Why are Internships Important for Business Students?
Internships are perhaps the best way for students to receive the following benefits:
- Exposure – An internship provides an opportunity to receive exposure to professional practice. This can help the intern determine whether a particular career path is right for them. Also, many student interns say that experience in a career path makes the concepts and theories learned in the classroom more relevant and engaging.
- Experience – The internship provides some experience undertaking professional tasks or developing professional skills. In business school, students are exposed to various skills required in a particular industry. They are not, however, required to demonstrate or practice those skills with enough regularity to create proficiency. Practicing those skills in the employment environment can be highly beneficial to the learning process. Also, these skills may be necessary for the student to secure future employment in the field.
- Networking – The intern has the opportunity to make connections with individuals who work in that industry. Every person with whom the intern has some level of interaction is a potential connection. These individuals often serve as references for the intern in the future. They can help the intern in locating a job, making other industry connections, or provide a professional recommendation for the intern when later applying for a position.

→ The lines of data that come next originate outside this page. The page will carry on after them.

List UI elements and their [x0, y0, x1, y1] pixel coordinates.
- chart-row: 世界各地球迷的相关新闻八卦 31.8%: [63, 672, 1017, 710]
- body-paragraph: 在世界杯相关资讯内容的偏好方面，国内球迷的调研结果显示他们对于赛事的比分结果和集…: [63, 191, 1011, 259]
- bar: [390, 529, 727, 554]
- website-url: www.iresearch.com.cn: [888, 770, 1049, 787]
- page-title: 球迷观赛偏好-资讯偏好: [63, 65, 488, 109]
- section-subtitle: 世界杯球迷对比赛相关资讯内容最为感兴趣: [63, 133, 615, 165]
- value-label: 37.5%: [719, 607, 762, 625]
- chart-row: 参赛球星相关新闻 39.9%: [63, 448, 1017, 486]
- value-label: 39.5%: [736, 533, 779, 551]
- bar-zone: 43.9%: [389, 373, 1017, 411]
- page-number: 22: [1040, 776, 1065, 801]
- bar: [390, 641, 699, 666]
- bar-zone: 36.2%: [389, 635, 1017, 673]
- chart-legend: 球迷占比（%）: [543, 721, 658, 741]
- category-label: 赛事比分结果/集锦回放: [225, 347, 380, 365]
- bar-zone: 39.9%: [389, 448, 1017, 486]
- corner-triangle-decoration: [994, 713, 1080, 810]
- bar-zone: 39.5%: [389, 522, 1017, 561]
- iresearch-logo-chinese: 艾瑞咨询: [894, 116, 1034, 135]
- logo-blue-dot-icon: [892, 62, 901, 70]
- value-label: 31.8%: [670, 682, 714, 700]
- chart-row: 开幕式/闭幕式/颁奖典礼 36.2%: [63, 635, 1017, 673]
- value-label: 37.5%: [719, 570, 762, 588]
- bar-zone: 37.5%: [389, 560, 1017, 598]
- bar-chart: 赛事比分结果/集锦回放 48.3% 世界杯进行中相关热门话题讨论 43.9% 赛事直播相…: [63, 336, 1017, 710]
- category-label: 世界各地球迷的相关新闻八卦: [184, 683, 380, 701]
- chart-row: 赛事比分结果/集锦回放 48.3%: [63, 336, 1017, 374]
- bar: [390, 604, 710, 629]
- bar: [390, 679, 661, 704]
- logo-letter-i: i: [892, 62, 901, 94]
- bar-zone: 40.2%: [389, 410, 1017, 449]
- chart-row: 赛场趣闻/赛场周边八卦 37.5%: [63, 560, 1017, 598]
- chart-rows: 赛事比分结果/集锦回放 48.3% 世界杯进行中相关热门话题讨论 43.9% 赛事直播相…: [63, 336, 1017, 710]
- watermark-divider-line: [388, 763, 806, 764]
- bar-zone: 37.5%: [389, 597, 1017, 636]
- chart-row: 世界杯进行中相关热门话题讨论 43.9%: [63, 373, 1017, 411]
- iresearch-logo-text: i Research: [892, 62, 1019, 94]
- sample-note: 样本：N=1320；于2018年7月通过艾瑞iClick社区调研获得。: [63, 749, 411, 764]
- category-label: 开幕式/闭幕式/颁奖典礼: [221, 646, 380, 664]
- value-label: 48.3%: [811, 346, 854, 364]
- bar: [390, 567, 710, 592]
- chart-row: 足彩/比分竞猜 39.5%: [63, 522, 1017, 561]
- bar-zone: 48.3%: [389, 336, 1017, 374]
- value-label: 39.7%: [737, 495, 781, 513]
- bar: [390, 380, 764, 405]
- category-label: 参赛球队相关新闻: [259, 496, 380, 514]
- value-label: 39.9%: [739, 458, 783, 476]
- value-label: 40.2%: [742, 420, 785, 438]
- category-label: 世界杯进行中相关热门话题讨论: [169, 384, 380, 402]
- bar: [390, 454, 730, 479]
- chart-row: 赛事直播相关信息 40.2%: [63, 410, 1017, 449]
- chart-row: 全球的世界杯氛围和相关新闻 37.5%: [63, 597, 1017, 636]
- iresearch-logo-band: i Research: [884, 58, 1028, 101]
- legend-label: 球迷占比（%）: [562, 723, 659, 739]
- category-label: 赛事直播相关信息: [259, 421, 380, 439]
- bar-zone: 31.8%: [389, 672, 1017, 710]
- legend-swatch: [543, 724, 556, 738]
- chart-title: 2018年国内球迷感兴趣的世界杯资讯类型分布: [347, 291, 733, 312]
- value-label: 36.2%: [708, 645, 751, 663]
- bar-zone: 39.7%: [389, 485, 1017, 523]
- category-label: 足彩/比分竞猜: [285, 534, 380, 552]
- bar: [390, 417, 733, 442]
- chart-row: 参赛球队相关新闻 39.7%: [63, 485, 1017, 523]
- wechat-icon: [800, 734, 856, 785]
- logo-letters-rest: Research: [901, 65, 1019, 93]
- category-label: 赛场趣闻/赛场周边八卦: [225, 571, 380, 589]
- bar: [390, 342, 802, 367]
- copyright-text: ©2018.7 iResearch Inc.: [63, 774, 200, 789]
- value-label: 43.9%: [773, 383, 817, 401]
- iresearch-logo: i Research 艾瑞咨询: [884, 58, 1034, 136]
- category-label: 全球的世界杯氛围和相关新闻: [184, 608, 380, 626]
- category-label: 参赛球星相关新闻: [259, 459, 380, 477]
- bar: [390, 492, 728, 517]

- Work Ethic – The student can demonstrate her work ethic and willingness to learn. Many employers want to see a level of dedication to an industry or career field before hiring a new employee. Employee turnover is a big deal for any business. As such, an applicant with some level of exposure or experience in the career field may signal that she is dedicated to the career path in which she is applying.
- Potential Employment – Many employers use the internship experience to fill their talent pipeline. That is, the interns become the primary recruiting pool for the company. Across the US, Fortune 500 companies hire approximately 80% of new hires from their internship programs.
Searching for Posted Internships
There are numerous methods of searching for internships that have been publicly listed. These include:
- School Listings – Many employers reach out directly to schools to list internship opportunities. They may go as far as to schedule on-campus interviews for open internship positions.
- Job Boards – Many companies list internship opportunities on internal and public job boards. These listings are generally only available for a limited amount of time. So, interested interns should be diligent to check these boards for new listings.
- LinkedIn – Employers are increasingly posting internship opportunities on LinkedIn. Further, employers are using the platform to actively recruit students searching for these types of internship positions. Recruiting interns, however, has not reached the level of prominence as actively recruiting candidates for full-time positions, but this form of recruiting does exist.
Finding Internships that are NOT Publicly Posted
Not all employers actively list internships. In fact, some of the best internship experiences happen at small or mid-sized employers who do not actively recruit interns. So, how do you find these internships.
- Personal Connections – The best source for locating an internship is through one’s personal connections. Having someone to refer you to a company for an internship opportunity has a very high success rate. There is a sort of social contract involved obligates the employer to at least provide the recommended intern with an interview. This types of connections often result in an employer creating an internship for the recommended student. Sources of personal connection can include family, friends, professional connections, social/interest/religious groups, etc.
- Direct Contact – I cannot recommend enough that you make the point to reach out directly to companies for an internship. Many companies do not list internships; and, they may not take interns except in the off chance an individual reaches out to them directly. With this being said, you should not depend upon sitting behind a computer and sending our resumes to potential intern employers. Start by identifying potential companies. There are many ways to identify potential companies. Here are some recommendations:
- Internet (Google) Search – Most companies have a web presence. Google is the leading Internet search engine. You can easily find companies by searching specific keywords and your location. When searching a location, try the city, county, and zip code where you are searching.
- Chambers of Commerce – Most counties have a chamber of commerce. These chambers keep lists of members and directories. Some have searchable directories on their public website. You can use these directories to search by business type or industry.
- Yellow Pages – The local yellow pages are largely a relic of historic advertising practices. Now, most of the business listings are in online format. The listings are very useful, however, as all of the businesses are grouped together based upon their primary value offering.
- Facebook – While Facebook is a social media platform for individuals, businesses have an increasing presence on the site. Companies develop business pages from which they manage their advertising campaigns. You can actively search for businesses based upon keywords and location.
- Business Databases – Finally, there are tons of free and paid business search databases available on the Internet. Simply Google the phrase, “Search for businesses” and you will see results for dozens of results for search databases. I recommend reading the Google ratings to determine which ones are worth it.
Once you identify a company, you should research the company and make an appointment to meet with someone at the company. If all else fails, you should simply show up at the employer, ask to speak with a manager, shake hands, and drop off your resume. This level of personal dedication can have very positive results.
Learning business is just one step in the process to securing a career as a business professional. Generating an opportunity for employment or other professional experience is paramount. Employers expect business students to complete internships while in school. Acquiring an internship with a company may be far easier than acquiring a full-time position.
So, if your objective in acquiring business knowledge is to secure employment, an internship (along with other forms of professional networking) is the most important thing that you can do in business school – behind graduating.